Redis is an excellent key/value cache that is used across many of Shokunin's customers. While redis is an great piece of software it is often difficult to obtain information about actually running it in production from an operational perspective. This article aims to discuss the necessary steps that ops teams should take before running redis in a production environment.
Receive Packet Steering (RPS) / CPU Preferences
Redis is mostly single threaded application. To ensure that redis is not running on the same CPU as those handling any network traffic, it is highly recommended that RPS is enabled.
To enable RPS on CPUs 0-1:
echo '3' > /sys/class/net/eth1/queues/rx-0/rps_cpus
Redhat has a detailed guide on RPS.
To set the CPU affinity for redis to CPUs 2-8
# config is set to write pid to /var/run/redis.pid $ taskset -pc 2-8 `cat /var/run/redis.pid` pid 8946's current affinity list: 0-8 pid 8946's new affinity list: 2-8
Below is an example of the performance boost from a stock compile on a temporary host
|RPS Status||Get Operations/second||Set Operations/second|
Tuning the kernel network stack
To ensure that redis handles the large number of connections in a high performance environment tuning the following kernel parameters is recommended.
vm.swappiness=0 # turn off swapping net.ipv4.tcp_sack=1 # enable selective acknowledgements net.ipv4.tcp_timestamps=1 # needed for selective acknowledgements net.ipv4.tcp_window_scaling=1 # scale the network window net.ipv4.tcp_congestion_control=cubic # better congestion algorythm net.ipv4.tcp_syncookies=1 # enable syn cookied net.ipv4.tcp_tw_recycle=1 # recycle sockets quickly net.ipv4.tcp_max_syn_backlog=NUMBER # backlog setting net.core.somaxconn=NUMBER # up the number of connections per port net.core.rmem_max=NUMBER # up the receive buffer size net.core.wmem_max=NUMBER # up the buffer size for all connections
Tuning the kernel memory
Under high performance conditions we noticed the occasional blip in performance due to memory allocation.

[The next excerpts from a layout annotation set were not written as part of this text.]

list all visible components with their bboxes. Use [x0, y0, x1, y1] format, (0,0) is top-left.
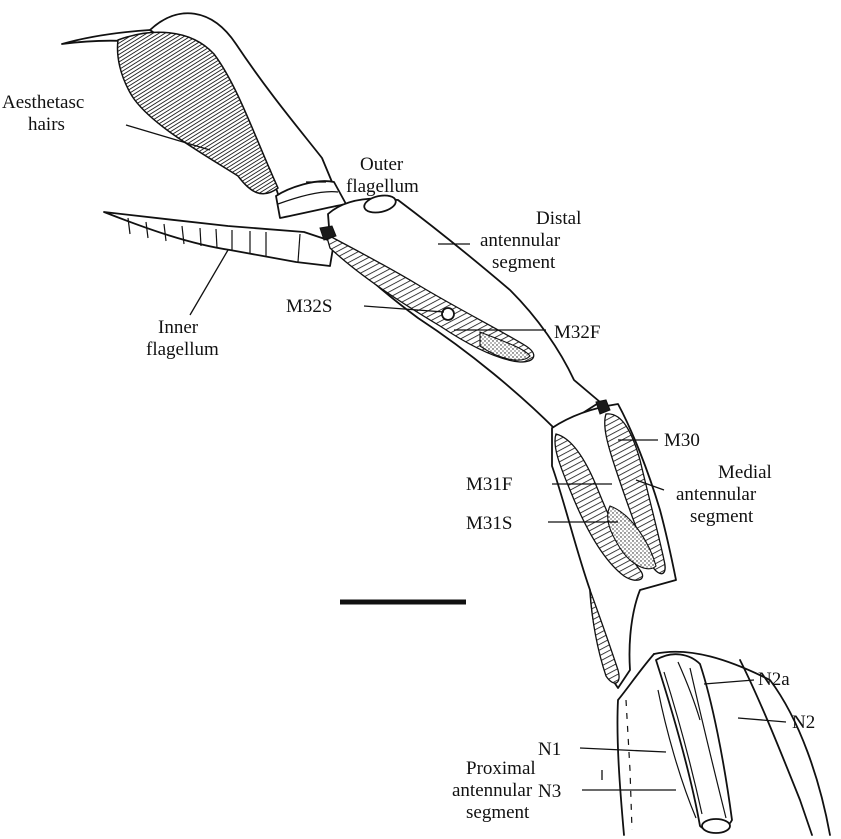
- label-n1: N1: [538, 739, 561, 760]
- label-n3: N3: [538, 781, 561, 802]
- label-m31s: M31S: [466, 513, 512, 534]
- label-m31f: M31F: [466, 474, 512, 495]
- label-n2: N2: [792, 712, 815, 733]
- label-distal-antennular-segment: Distal antennular segment: [480, 208, 586, 273]
- label-n2a: N2a: [758, 669, 790, 690]
- medial-antennular-segment: [552, 400, 676, 688]
- label-m30: M30: [664, 430, 700, 451]
- label-m32f: M32F: [554, 322, 600, 343]
- label-outer-flagellum: Outer flagellum: [346, 154, 419, 197]
- label-m32s: M32S: [286, 296, 332, 317]
- label-inner-flagellum: Inner flagellum: [146, 317, 219, 360]
- label-proximal-antennular-segment: Proximal antennular segment: [452, 758, 540, 823]
- label-medial-antennular-segment: Medial antennular segment: [676, 462, 777, 527]
- inner-flagellum: [104, 212, 334, 266]
- label-aesthetasc-hairs: Aesthetasc hairs: [2, 92, 89, 135]
- proximal-antennular-segment: [617, 652, 830, 835]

It turns out this was a known issue with transparent hugepages.
echo 'never' > /sys/kernel/mm/transparent_hugepage/enabled
Set file descriptor limits for the redis user
If you have not set the correct number of file descriptors for the redis user, you may see the following log lines:
 13 Nov 07:24:14.514 # You requested maxclients of 10000 requiring at least 10032 max file descriptors.  13 Nov 07:24:14.514 # Redis can't set maximum open files to 10032 because of OS error: Operation not permitted.  13 Nov 07:24:14.514 # Current maximum open files is 1024. maxclients has been reduced to 4064 to compensate for low ulimit. If you need higher maxclients increase 'ulimit -n'.
Disable saving redis to disk in redis.conf
Redis will attempt to persist the data to disk. While redis forks for this process, it still slows everything down.
Comment out the lines that start with save
#save 900 1 #save 300 10 #save 60 10000
If you need to persist the data, run a slave and use that to persist data as it will cause less of a slowdown.
Set tcp-backlog in redis.conf
Newer versions of redis have their own backlog set to 511 and you will need this to be higher if you have many connections
# TCP listen() backlog. # In high requests-per-second environments you need an high backlog in order # make sure to raise both the value of somaxconn and tcp_max_syn_backlog tcp-backlog 65536
set slave configs
# serve stale data if the sync is not complete slave-serve-stale-data yes # stop yourself from accidentally writing to the slave slave-read-only yes
The default is 10000 and if you have many connections you may need to go higher.
# Once the limit is reached Redis will close all the new connections sending # an error 'max number of clients reached'. maxclients 10000
By default redis is set to suck up all available memory on the box. We like to set this to 80% of the system memory using a facter fact. When running several instances of redis on a single machine this should be tuned down.
This setting can be changed on a running process.
# memory size in bytes maxmemory 1288490188
Due the the mostly single threaded nature of redis, it is often beneficial to run more than one instance per box. In this case be sure to set the CPU affinity separately for each instance.
Using Twemproxy/Nutcracker in front of several instances is an common way to spread out the keys by using consistent hashing.
The redis server will respond to the PING command when running properly
$ redis-cli -h redis.example.com -p 6379 PING PONG
Since we generally recommend setting the maxmemory size, it is possible to calculate the percentage of memory in use and alert based on result
$ redis-cli INFO |grep used_memory: used_memory:424992 $ redis-cli config get maxmemory 1) "maxmemory" 2) "10000000"
Alert if uptime is less than you expect
$ redis-cli INFO |grep uptime_in_seconds uptime_in_seconds:86514
Cache hit rate
This information can be calculated from the INFO command
$ redis-cli INFO stats |grep keyspace keyspace_hits:1920 keyspace_misses:930
Key eviction and expiration
Eviction occurs when redis has reached its maximum memory and maxmemory-policy in redis.conf is set to something other than volatile-lru.
$ redis-cli INFO stats |grep evicted_keys evicted_keys:11582
Keys in redis can be set with a time to live which is generally a good practice
$ redis-cli SET mykey myvalue EX 600
It is a good idea to keep an eye on the expirations to make sure redis is performing as expected
$ redis-cli INFO stats |grep expired_keys expired_keys:15436
We also recommend graphing the size of the keyspace as a quick drop or spike in the number of keys is a good indicator of issues.
$ redis-cli INFO keyspace # Keyspace db0:keys=1075,expires=1075,avg_ttl=2110
The final two stats that we recommend graphing are the following that indicate the workload place on the redis server
$ ~/tmp/redis-2.8.17/src/redis-cli INFO stats |egrep "^total_" total_connections_received:70725 total_commands_processed:70723
Redis is extremely useful in many types of environments, but can be a little daunting at first. By following the best practices, it can perform as a rock solid caching layer to speed up your application.